Bill imports most of his raw materials, and pays for them with foreign currency he acquired on the black market, or parallel market as it is called in Zimbabwe. Even so, he says, he will very soon be unable to operate, and several hundred Zimbabweans will lose their jobs as a consequence.

"Now with the enforced prices I am going to divert a container that I had due to come into the country because if they force me to sell garments that I manufacture at prices that they dictate I am going to be out of business very soon," said Bill. "I am not going to go to jail, I will sell out what I have and I will not replace, so at the end of the day my business would have nothing to produce and would be forced to be closed."

The government says it will nationalize companies that stop production. And so many large foreign owned manufacturers with headquarters based in South Africa have indicated they intend to comply with the price controls.

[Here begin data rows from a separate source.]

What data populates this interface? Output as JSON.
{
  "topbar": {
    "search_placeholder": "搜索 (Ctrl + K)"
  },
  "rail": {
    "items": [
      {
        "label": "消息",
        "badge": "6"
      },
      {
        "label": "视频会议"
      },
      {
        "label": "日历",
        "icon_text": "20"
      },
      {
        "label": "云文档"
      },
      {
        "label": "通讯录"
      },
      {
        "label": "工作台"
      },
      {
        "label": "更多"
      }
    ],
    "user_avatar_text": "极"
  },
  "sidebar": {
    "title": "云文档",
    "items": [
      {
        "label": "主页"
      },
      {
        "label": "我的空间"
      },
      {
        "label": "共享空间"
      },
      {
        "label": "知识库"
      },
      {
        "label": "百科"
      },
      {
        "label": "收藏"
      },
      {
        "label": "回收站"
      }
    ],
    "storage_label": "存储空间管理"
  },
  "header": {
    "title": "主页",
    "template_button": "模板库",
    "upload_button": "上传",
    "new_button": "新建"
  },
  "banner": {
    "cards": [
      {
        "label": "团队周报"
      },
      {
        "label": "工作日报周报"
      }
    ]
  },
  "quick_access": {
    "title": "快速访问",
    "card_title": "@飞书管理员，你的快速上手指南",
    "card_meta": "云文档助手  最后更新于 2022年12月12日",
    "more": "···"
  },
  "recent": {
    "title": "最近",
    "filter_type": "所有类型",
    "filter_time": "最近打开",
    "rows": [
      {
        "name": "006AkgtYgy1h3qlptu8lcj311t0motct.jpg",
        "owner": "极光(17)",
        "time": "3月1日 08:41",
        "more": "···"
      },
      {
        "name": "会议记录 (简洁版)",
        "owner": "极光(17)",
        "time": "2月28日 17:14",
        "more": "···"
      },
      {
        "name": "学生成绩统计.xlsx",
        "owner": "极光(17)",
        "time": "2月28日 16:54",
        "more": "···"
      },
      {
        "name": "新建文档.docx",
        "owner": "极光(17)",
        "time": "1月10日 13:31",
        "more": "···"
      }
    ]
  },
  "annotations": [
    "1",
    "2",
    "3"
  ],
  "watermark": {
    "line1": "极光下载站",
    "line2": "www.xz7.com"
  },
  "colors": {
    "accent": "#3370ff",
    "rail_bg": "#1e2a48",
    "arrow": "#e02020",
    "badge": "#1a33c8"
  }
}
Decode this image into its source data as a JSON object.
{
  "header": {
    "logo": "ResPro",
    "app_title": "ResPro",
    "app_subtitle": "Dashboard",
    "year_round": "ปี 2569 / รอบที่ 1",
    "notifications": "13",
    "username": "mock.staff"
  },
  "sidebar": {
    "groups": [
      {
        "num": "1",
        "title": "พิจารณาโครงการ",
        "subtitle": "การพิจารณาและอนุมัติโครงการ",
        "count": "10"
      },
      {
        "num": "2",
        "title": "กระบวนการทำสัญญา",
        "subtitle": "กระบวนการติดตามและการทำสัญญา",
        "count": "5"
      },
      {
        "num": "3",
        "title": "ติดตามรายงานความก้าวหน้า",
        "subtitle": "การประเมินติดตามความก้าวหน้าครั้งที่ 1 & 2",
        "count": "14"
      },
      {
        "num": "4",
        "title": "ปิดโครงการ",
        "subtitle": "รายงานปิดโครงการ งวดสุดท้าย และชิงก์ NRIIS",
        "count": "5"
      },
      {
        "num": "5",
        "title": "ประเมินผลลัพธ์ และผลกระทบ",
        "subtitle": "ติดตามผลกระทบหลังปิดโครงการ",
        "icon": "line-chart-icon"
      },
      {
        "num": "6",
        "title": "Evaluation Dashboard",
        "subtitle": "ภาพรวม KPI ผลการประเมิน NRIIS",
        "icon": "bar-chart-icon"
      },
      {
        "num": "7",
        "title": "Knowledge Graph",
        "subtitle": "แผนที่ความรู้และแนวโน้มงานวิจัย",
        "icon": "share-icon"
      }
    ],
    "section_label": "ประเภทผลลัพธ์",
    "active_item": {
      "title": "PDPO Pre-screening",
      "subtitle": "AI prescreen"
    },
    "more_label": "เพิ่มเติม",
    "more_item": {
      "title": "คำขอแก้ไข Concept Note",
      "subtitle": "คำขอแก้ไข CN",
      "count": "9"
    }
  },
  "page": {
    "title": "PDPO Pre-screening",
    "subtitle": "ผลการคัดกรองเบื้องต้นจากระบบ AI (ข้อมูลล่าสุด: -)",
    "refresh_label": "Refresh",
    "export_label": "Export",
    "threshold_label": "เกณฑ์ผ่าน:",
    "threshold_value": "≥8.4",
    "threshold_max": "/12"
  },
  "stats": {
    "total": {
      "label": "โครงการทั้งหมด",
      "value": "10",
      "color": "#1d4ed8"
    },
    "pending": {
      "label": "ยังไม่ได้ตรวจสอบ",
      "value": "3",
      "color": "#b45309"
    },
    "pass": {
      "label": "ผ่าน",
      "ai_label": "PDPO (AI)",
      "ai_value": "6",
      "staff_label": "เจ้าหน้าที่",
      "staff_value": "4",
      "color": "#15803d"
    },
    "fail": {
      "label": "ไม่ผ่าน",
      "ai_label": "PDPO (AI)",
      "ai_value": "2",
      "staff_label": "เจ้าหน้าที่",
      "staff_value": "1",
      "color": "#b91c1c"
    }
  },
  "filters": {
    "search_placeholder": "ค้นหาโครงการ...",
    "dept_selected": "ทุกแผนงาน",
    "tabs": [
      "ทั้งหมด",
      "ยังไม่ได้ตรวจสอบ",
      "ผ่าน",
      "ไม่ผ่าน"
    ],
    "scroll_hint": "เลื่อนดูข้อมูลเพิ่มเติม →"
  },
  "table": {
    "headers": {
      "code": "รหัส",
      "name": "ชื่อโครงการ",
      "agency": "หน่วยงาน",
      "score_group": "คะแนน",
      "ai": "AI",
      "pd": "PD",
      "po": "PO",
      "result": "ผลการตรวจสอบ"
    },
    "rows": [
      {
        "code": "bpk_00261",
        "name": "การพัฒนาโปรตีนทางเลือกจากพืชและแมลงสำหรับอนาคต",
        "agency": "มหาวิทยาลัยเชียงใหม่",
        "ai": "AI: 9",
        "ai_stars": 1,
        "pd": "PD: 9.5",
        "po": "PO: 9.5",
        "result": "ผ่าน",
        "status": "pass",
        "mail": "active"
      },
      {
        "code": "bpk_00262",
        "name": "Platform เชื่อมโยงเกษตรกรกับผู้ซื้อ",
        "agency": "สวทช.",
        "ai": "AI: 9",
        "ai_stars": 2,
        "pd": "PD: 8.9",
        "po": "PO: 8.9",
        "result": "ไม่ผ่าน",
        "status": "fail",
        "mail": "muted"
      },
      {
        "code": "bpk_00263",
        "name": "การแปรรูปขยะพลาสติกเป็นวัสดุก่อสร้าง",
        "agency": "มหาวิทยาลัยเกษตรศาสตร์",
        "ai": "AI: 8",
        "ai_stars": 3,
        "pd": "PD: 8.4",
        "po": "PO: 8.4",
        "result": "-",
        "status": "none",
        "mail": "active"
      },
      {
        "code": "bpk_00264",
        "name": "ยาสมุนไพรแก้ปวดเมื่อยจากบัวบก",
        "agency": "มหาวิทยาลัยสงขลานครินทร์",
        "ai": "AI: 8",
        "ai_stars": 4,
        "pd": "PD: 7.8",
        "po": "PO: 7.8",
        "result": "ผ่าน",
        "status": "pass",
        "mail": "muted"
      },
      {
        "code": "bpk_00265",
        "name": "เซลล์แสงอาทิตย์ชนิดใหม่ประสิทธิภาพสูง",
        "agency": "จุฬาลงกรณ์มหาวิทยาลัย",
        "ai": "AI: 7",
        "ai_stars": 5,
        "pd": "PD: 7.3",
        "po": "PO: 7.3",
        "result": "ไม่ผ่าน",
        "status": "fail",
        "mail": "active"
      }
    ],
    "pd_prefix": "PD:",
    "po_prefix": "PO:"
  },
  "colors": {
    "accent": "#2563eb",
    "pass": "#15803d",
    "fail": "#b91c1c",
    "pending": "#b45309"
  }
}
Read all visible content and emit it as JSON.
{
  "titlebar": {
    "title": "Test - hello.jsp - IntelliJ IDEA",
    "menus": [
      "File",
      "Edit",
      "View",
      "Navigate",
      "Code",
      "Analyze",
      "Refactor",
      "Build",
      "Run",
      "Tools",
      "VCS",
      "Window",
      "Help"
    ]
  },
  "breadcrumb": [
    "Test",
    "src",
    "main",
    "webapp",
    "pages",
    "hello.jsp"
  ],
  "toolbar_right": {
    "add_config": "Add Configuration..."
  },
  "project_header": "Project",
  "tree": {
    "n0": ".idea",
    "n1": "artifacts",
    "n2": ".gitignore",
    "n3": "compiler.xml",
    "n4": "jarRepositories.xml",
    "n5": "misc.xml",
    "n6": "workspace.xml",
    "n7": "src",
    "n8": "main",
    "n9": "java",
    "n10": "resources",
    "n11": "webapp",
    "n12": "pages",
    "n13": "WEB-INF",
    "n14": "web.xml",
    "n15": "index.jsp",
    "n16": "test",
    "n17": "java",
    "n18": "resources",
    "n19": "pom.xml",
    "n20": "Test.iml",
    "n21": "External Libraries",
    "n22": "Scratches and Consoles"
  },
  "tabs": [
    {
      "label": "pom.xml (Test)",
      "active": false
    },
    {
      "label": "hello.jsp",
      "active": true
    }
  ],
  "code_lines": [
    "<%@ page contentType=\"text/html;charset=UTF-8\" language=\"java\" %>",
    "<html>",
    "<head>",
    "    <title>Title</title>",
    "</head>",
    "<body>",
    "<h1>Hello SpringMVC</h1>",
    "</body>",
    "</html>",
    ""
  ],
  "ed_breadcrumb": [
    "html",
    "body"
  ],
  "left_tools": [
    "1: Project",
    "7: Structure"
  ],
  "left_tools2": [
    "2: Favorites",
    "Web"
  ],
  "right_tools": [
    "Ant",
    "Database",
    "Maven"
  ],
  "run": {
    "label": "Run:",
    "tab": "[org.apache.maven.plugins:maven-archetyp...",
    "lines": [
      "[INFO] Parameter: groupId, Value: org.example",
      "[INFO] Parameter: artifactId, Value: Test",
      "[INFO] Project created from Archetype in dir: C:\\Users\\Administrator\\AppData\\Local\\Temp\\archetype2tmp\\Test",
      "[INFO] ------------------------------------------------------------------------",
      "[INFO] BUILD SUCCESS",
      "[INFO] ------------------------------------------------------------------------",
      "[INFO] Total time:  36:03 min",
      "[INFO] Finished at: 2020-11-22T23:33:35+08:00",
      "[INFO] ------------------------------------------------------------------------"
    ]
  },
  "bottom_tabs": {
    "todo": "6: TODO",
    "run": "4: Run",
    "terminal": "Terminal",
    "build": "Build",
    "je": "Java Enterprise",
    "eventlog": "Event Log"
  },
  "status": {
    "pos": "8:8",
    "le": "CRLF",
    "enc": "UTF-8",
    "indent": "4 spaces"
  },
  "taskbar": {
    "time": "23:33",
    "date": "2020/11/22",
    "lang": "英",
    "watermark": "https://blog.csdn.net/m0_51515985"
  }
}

Fuel has almost disappeared from the formal market in the second city Bulawayo, and is critically short in the capital Harare. Economic consultant Daniel Ndlela, says public transport is at a minimum and most workers are forced to walk long distances to get to their jobs.

"It's a nightmare now, I take walks in the morning, and you see people walking to work, walking to town, without transport, and in the evening it's pathetic to be on the roads, because there is literally no transport, and people are walking in a manner that is actually frightening, and you know these people will be walking for twenty kilometers," said Ndlela.

Ndlela warns that while President Robert Mugabe's price cutting exercise will destroy the private sector, and is unlikely to reign in spiraling inflation, believed to be well over 5,000 percent. He says it will not curb the trading of the currency, the Zimbabwe dollar, on the black market.

"When you legislate on the final price of the product it means you have a problem; the destruction is going to be simultaneous, if retailers are not ordering products, the manufacturers are going to stop manufacturing; if manufacturers are not manufacturing, the producers of raw materials are going to stop production," said Ndlela.

Despite the deepening economic crisis, the regional mediation initiative, facilitated by South African president Thabo Mbeki, between the ruling ZANU-PF and the opposition Movement for Democratic Change has continued.

But veteran human rights activist and author Judith Todd who was involved in the liberation struggle for an end to minority white rule argues the mediation is misplaced.

"And I think the focus from the outside world is on all the wrong things, they shouldn't be talking to ZANU-PF, the instrument of our misfortune, the surrounding states should be engaging with civil society from Zimbabwe, and with the opposition, with the churches," said Todd. "Everyone should be getting together to say how do we remove Mugabe, there is not going to be an election next year there is just going to be terror, terror until more and more people drop down dead."

ZANU-PF and the MDC were last month asked by President Mbeki's mediation team to begin with a draft constitution the two parties agreed to in secret negotiations in 2004 as a basis for an agreement. The two parties have met four times in Harare since then. For its part the South African mediation team have agreed will come up with proposals to improve the political climate in which parties can operate in Zimbabwe .

No date for the next round of talks in Pretoria has yet been announced.